From Theomin’s hand,

It has been two weeks now that Eleswith has gone. What she meant to me is beyond measure and I wish her only the best with her child and in Dale. What she said was coming was no small surprise. A book came which chronicled all that had gone on during my journey north. This book arrived but a day ago. It spans from my time in the Wold and the events of Langhold to Helm’s Deep and Kaymel. It spans the meeting of the Warriors of Eriador in the Lone Lands to the meeting of Gerald in Bree. It covers the taking of Annuminas to the retaking of the city and beyond. This is a fantastic book and I cannot believe all of it has been chronicled for me. The hours it must have taken to write this book to its detail had to be long. I must give the author his due.

Malga, the author of this book, said once before that if he was not a warrior, he would have been a writer or a poet. Through this book, he has proven to be an careful writer. I cannot stress the painstaking detail that he went through, delving into what I did in Rohan, the horrors that we faced in Eriador, and the love we all shared and lost. I cannot stress how amazing this made me feel to have all my adventures here in one book. Now I can show it to my mother so she could have a real sense of what it was like for me, for us, on this adventure.
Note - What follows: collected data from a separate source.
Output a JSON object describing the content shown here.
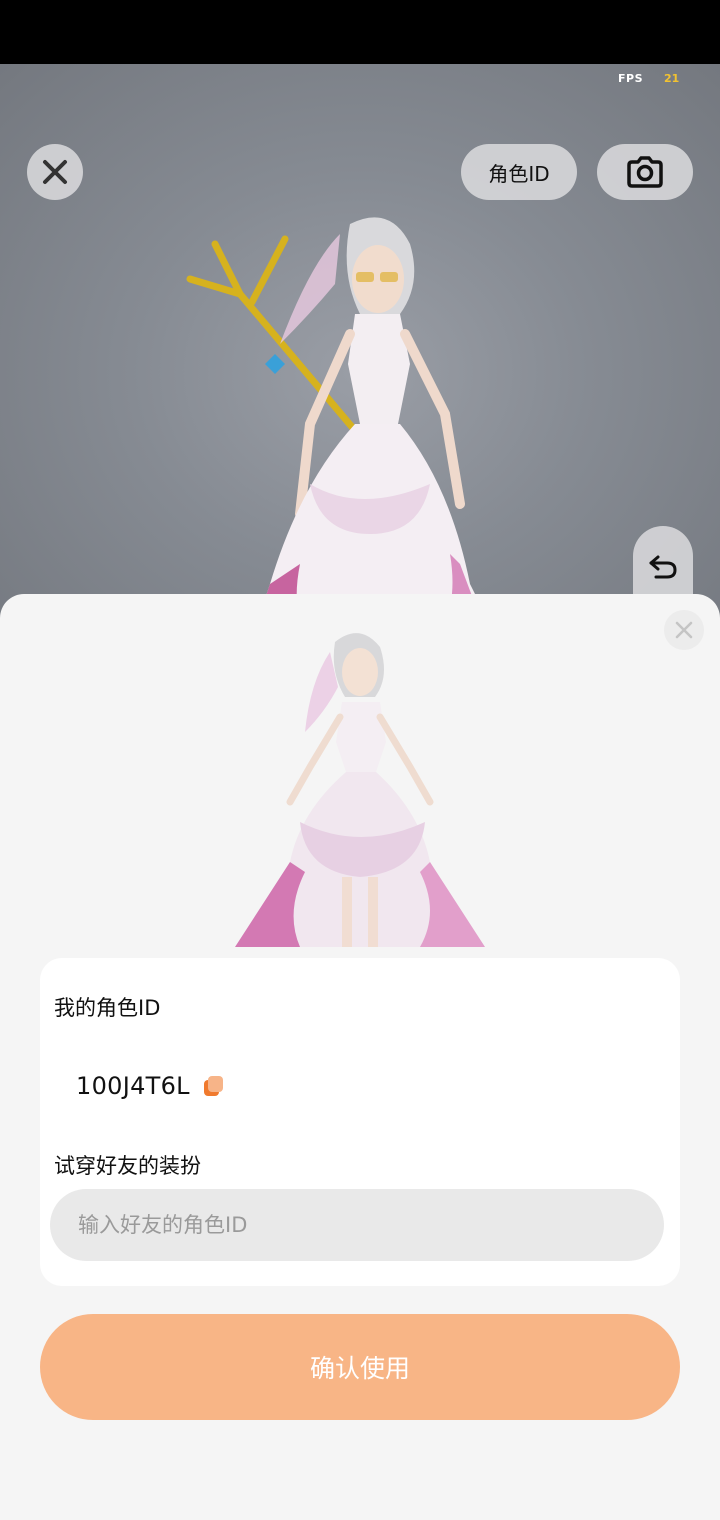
{
  "viewer": {
    "fps_label": "FPS",
    "fps_value": "21",
    "role_id_button": "角色ID"
  },
  "panel": {
    "my_id_label": "我的角色ID",
    "my_id_value": "100J4T6L",
    "try_on_label": "试穿好友的装扮",
    "friend_id_placeholder": "输入好友的角色ID",
    "friend_id_value": "",
    "confirm_button": "确认使用"
  },
  "colors": {
    "accent": "#f8b586",
    "copy_icon": "#f07a2e",
    "fps_value": "#f2c230"
  },
  "icons": [
    "close-icon",
    "camera-icon",
    "undo-icon",
    "copy-icon"
  ]
}
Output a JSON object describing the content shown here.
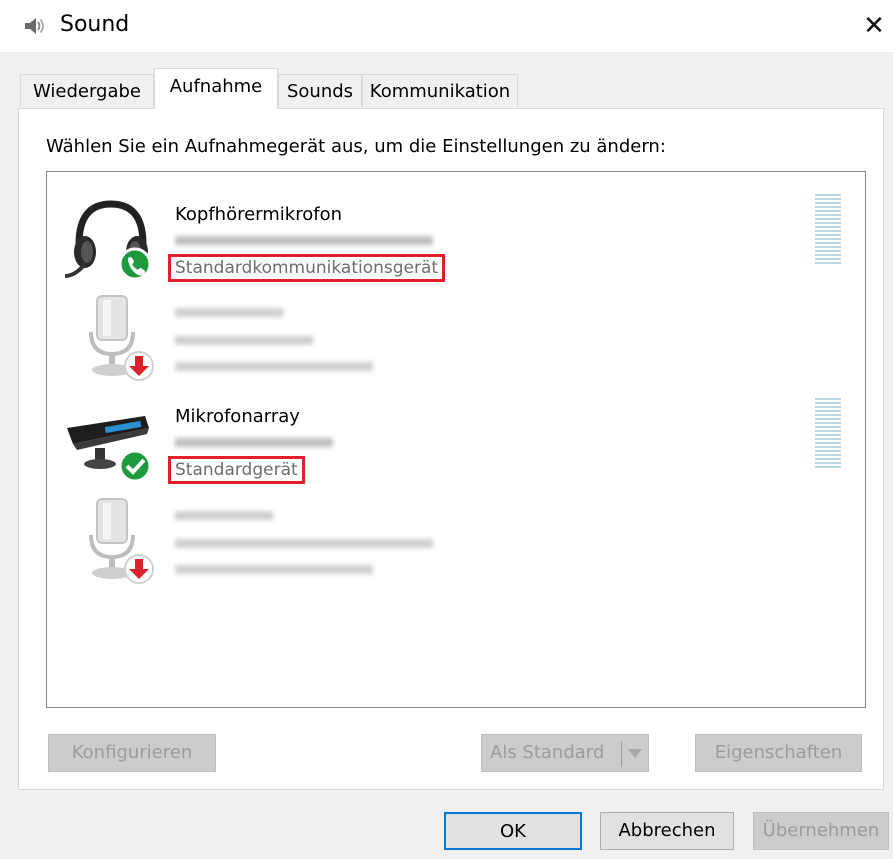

Perhaps some day I will be able to go back to Eriador if only to thank Magla for this remarkable gift he has given to me.

As of now, my father still has not come back. But there is hope. A message has come from Gondor speaking of a band of men that has been enslaved in Mordor. They are a band of men from Gondor and Rohan that have been taken and have not been found since. Perhaps my father is among them. If so, maybe one day, I will see him again. Maybe one day, I will go to him. But today, regarding this book, “The Family Line,” the one that has recorded what really happened on my journey to the northern kingdoms, it is at last, finished.


  1. Simply, Thank you! I hope you enjoyed writing it as much as we did reading it.
    Now, on to The Family Line 2, Aches Adventure!

    • timhedden /

      I absolutely loved writing and sharing my story. Thank you for keeping interest through the whole thing. I appreciated all the words you’ve shared throughout the three year. If there’s demand, maybe there will be another. I certainly have planty ideas floating around in my head.